I guess you could just not use the feature and only use git clients. Who cares
if the redundant hg clone they keep on their end gets out of sync.

------
martinced
It's really tiring to see what the Spolsky and Atwood offsprings are coming up
with...

It's nearly _always_ the same "idea": try to prevent users from having
opinions and individuality.

Atwood's discourse.org was supposed to be the "next generation of forums
because the current forum aren't civilized enough": people supposedly aren't
"civilized" enough to be able to have their own forums. No, one should use a
forum engine made for and by control freaks that shall enforce civilized
discourses.

Now this Kiln Harmony thing is supposed to "end the flamewar" between git/hg:
people are allowed to have their own preferences anymore. Everybody is going
to "win" because they'd be using the system created by and for control freaks.

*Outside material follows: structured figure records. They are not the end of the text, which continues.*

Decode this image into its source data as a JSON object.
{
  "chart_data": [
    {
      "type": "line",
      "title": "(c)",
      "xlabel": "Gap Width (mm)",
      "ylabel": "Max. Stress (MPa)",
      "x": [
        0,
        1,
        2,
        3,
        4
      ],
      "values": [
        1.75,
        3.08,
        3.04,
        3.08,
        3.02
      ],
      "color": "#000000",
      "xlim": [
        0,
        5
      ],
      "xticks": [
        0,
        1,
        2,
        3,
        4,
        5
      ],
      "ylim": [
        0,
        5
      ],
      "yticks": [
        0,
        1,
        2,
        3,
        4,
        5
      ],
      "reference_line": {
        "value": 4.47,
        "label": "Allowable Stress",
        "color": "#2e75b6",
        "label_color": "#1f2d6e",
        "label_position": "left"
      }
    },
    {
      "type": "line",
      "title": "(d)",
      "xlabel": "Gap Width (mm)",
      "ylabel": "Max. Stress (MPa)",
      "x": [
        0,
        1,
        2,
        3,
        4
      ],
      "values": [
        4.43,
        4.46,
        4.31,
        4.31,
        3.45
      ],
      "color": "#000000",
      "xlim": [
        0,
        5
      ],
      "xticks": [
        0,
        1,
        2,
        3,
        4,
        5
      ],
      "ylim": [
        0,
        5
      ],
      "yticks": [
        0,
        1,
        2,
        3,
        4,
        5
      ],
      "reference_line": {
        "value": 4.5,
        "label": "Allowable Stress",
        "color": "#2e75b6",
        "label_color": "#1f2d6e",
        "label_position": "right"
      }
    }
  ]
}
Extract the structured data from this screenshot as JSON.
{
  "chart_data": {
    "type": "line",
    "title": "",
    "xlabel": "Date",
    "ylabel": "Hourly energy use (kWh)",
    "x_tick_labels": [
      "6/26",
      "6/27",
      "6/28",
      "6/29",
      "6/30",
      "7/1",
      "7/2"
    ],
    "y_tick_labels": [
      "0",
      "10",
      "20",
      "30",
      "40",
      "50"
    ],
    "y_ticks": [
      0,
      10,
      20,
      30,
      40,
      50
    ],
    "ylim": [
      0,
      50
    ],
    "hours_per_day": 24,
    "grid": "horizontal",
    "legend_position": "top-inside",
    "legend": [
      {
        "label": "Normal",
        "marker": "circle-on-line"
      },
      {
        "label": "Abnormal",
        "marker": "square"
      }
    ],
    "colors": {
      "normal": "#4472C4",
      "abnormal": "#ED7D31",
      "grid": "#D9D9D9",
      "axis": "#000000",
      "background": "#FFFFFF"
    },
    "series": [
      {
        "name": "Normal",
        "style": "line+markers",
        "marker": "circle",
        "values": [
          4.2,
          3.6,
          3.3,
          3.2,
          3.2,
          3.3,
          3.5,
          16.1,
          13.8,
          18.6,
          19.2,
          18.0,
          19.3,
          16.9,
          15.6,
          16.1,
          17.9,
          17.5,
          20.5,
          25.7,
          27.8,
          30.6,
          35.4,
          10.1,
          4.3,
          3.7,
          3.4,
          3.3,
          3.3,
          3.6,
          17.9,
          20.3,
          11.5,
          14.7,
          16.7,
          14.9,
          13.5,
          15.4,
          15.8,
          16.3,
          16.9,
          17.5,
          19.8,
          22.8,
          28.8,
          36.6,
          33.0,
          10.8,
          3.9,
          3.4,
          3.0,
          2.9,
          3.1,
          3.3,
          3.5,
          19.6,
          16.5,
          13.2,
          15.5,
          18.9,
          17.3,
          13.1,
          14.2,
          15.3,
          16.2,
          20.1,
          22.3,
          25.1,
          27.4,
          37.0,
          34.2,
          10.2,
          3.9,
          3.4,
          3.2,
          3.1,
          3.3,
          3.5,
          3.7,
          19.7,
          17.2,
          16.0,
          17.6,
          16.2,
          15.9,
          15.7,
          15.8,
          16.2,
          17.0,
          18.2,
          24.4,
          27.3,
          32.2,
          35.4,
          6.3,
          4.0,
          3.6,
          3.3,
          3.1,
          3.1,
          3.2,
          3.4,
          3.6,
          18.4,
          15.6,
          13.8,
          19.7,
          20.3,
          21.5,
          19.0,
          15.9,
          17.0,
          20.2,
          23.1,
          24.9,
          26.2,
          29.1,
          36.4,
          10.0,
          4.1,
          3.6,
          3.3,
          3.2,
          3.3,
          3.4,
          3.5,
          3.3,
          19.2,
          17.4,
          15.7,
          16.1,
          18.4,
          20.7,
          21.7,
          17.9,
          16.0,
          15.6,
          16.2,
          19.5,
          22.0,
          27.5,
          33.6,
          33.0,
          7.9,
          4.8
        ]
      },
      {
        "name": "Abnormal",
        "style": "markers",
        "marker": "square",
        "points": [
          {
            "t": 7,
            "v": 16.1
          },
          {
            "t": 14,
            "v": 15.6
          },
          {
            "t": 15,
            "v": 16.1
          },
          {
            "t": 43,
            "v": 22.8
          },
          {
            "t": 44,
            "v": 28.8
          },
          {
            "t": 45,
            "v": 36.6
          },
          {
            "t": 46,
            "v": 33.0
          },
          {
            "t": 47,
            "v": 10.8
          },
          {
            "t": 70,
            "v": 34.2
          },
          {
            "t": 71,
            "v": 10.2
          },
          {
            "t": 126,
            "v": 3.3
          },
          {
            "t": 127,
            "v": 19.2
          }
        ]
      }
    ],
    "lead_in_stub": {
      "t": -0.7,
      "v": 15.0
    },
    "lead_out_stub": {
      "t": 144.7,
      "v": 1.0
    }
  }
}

And StackOverflow _is_ preventing individuality and allowing a few control
freaks to reign king and decided what kind of thoughts people are allowed to
have.

In other words these guys think they've identified a "problem": individuality
and personal opinions. And they think they have a "solution": control.

Interestingly enough when I just entered discourse.org to see how that one is
catching up it seems to be the better ranked in... The republic of China! (no
kidding here).

Which is normal: control freaks are going to love software restricting choices
and individuality.

But I love my freedom. I love individuality and I think everyone should be
free, including free to chose and say why they prefer hg over git or vice-
versa.

So their "solutions" (discourse.org, Kiln Harmony) aren't going to be the
"next gen anything" because there are too many individuals who value their
individuality.

Oh and, and even though I was an early hg adopter, I have to admit that git
(and github) won big times.

It's as if they realized they didn't bet on the correct horse (inherent
qualities aside, I'm purely talking about market share here) and that hence
they've been "owned" by people pointing out to them that git / github was
winning. It's an argument they couldn't win: there's no way hg is as succesful
as Git (once again: I haven't switched yet to git... I'm a long time hg user
but I have to admit defeat here). So because they couldn't admit that they
were wrong they decided to create an utterly complicated solution: "To put an
end to the flamewar".

I really hate the Spolsky and Atwood of this world because to me they love
dictatorship.

I'm for freedom and individuality, not for control freaks trying to decide how
people should think / talk / code / use DVCSes etc.

And thankfully there are way enough people like me so that these control
freaks are never going to win.

Even SO is going to be replaced the day something less bent on dictatorship
comes along.